O surgimento da internet, sem dúvidas, foi um marco disruptivo para a humanidade, revolucionando a forma de nos relacionarmos, desde a esfera íntima até a profissional. A evolução tecnológica que estamos vivendo se caracteriza por um crescimento acelerado e sem precedentes: a tecnologia está sempre se inovando e os dados pessoais digitais crescem exponencialmente.

Assim, nem sempre o Direito consegue acompanhar todas as transformações sociais advindas da propagação da internet em nossas vidas. A herança digital surge, portanto, diante desse cenário de ausência de regulamentação estatal ou do devido amparo jurídico, não havendo legislação específica ou jurisprudência sólida sobre a sucessão de bens digitais. Alguns projetos de lei que versavam sobre o assunto, como o PL 1.331/2015, chegaram a ser propostos no Congresso Nacional, mas não foram para frente por possuírem equívocos e não contemplarem de maneira suficiente toda a gama de possibilidades advindas da herança digital.

Mas, afinal, o que é herança digital?
Herança digital consiste no acervo digital de uma pessoa que falece e que poderia ser transmitido aos herdeiros, podendo englobar fotos, vídeos, senhas de acesso às transações ou às aplicações financeiras e ao próprio perfil do de cujus nas redes sociais, o qual, muitas vezes, é utilizado para exploração econômica.
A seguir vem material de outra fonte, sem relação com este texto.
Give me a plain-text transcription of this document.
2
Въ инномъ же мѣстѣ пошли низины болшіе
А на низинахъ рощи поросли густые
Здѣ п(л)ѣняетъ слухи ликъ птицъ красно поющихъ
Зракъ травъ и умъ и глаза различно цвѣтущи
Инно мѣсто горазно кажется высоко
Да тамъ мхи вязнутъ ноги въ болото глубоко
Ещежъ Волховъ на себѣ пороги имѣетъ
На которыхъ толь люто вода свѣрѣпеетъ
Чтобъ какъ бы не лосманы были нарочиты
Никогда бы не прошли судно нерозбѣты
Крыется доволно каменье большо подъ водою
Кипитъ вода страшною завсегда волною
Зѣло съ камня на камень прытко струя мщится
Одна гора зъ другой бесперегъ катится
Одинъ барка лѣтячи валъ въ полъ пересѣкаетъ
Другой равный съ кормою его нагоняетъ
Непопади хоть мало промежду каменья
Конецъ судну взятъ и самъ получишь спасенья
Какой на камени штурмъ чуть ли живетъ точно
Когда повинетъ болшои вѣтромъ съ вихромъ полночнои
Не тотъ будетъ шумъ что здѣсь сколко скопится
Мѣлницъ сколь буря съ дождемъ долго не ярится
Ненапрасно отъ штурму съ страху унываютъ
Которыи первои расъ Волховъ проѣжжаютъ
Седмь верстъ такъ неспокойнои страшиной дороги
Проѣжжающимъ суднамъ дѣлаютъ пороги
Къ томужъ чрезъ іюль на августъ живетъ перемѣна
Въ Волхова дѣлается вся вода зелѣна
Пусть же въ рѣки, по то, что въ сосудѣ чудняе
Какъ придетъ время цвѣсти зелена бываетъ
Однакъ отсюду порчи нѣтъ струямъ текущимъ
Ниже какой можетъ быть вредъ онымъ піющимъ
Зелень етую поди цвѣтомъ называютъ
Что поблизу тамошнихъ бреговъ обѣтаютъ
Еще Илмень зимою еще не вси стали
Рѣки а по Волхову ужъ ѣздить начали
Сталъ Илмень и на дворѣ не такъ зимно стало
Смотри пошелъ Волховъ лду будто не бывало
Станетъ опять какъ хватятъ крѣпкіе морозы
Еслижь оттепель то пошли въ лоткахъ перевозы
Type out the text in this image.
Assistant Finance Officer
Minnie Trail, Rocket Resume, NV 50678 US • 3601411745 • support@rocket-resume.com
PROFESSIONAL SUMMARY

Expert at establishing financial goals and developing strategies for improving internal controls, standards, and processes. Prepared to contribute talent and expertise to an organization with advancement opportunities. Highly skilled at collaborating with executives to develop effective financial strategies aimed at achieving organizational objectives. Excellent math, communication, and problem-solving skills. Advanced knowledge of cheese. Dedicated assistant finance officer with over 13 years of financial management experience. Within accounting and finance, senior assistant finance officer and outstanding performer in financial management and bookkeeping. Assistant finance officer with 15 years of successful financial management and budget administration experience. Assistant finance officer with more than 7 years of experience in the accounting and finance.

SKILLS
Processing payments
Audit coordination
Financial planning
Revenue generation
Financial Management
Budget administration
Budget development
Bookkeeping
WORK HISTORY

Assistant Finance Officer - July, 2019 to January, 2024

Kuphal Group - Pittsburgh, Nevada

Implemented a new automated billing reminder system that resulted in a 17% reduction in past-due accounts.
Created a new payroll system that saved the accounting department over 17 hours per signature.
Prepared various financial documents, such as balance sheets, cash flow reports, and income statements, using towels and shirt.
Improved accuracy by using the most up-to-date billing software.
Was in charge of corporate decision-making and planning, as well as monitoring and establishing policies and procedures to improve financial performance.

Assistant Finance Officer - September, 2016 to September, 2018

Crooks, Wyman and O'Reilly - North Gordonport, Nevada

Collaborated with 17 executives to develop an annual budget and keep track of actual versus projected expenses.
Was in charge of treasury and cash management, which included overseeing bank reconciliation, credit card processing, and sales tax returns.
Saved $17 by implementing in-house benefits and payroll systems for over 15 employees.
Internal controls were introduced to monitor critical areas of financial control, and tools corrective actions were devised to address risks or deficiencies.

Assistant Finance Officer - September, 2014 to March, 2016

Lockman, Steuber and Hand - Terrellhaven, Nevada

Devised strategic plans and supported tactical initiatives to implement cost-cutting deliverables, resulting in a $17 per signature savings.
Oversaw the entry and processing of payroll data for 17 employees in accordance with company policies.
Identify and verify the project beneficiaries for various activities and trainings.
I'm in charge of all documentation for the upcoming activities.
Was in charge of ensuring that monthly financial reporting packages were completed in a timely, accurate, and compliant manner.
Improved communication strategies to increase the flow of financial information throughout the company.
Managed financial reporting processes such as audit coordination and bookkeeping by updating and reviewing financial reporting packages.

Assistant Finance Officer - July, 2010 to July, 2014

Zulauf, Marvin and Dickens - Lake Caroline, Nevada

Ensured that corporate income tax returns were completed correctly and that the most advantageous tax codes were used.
Uma questão levantada pela doutrina acerca da transmissão post mortem de bens digitais é a de que tal matéria não se limita ao instituto do Direito das Sucessões, uma vez que também versa sobre matérias e direitos existenciais, já que, muitas vezes, estamos falando de permitir o acesso pelo herdeiro a contas e perfis pessoais do falecido. Portanto, os direitos da personalidade, como o direito à privacidade, devem também ser tutelados quando falamos de herança digital [1].

Existem, todavia, bens digitais de caráter somente econômico sobre os quais não há divergência doutrinária quanto à sua transmissibilidade, já que sobre eles recai a ideia consagrada no Código Civil de 2002 de patrimônio enquanto complexo de relações jurídicas de conteúdo econômico [2]. Desse modo, devem ser abrangidos no processo sucessório e na partilha entre os herdeiros.

Há de se imaginar, portanto, que as criptomoedas, adquiridas estritamente pelo seu caráter monetário, façam parte desse rol de ativos digitais transmissíveis. O Bitcoin, considerada a mais famosa das criptomoedas, passou a ser adquirido em larga escala devido à sua alta e rápida valorização, tornando-se um outro meio de investimento. Um reflexo disso, conforme dados coletados pela CoinMap [3], foi o aumento em 2019 de 13% do número de lojas ao redor do mundo em aceitam Bitcoin como meio de pagamento [4].

Assim, cada vez mais presente na vida das pessoas, não demorou para que surgissem conflitos em relação transmissão post mortem de criptomoedas. Ilustrativamente, em 2013, Matthew Moody, um jovem de 26 anos, sofreu um acidente de avião e veio a falecer, deixando para trás criptoativos que adquiriu em vida. Seu pai, Michael Moody, sabia que o filho tinha sido um dos primeiros a minerar Bitcoins e que possuía alguns, os quais atualmente valem milhares de dólares. Todavia, Michael não conseguiu encontrar ou ter acesso a eles, já que, para isso, precisaria das senhas da carteira digital de seu filho [5].

Qual a diferença das criptomoedas para outros bens digitais?
O Bitcoin, assim como as outras criptomoedas, opera com a tecnologia ponto-a-ponto (P2P), a qual utiliza apenas os computadores participantes do próprio sistema e possibilita a transferência de dados sem a necessidade de um terceiro intermediário. Essas transferências são registradas no sistema Blockchain, que é uma espécie de "registro público" do Bitcoin e não possui uma entidade administradora central [6]. Assim, o Bitcoin é completamente descentralizado e não é vinculado a nenhum sistema monetário.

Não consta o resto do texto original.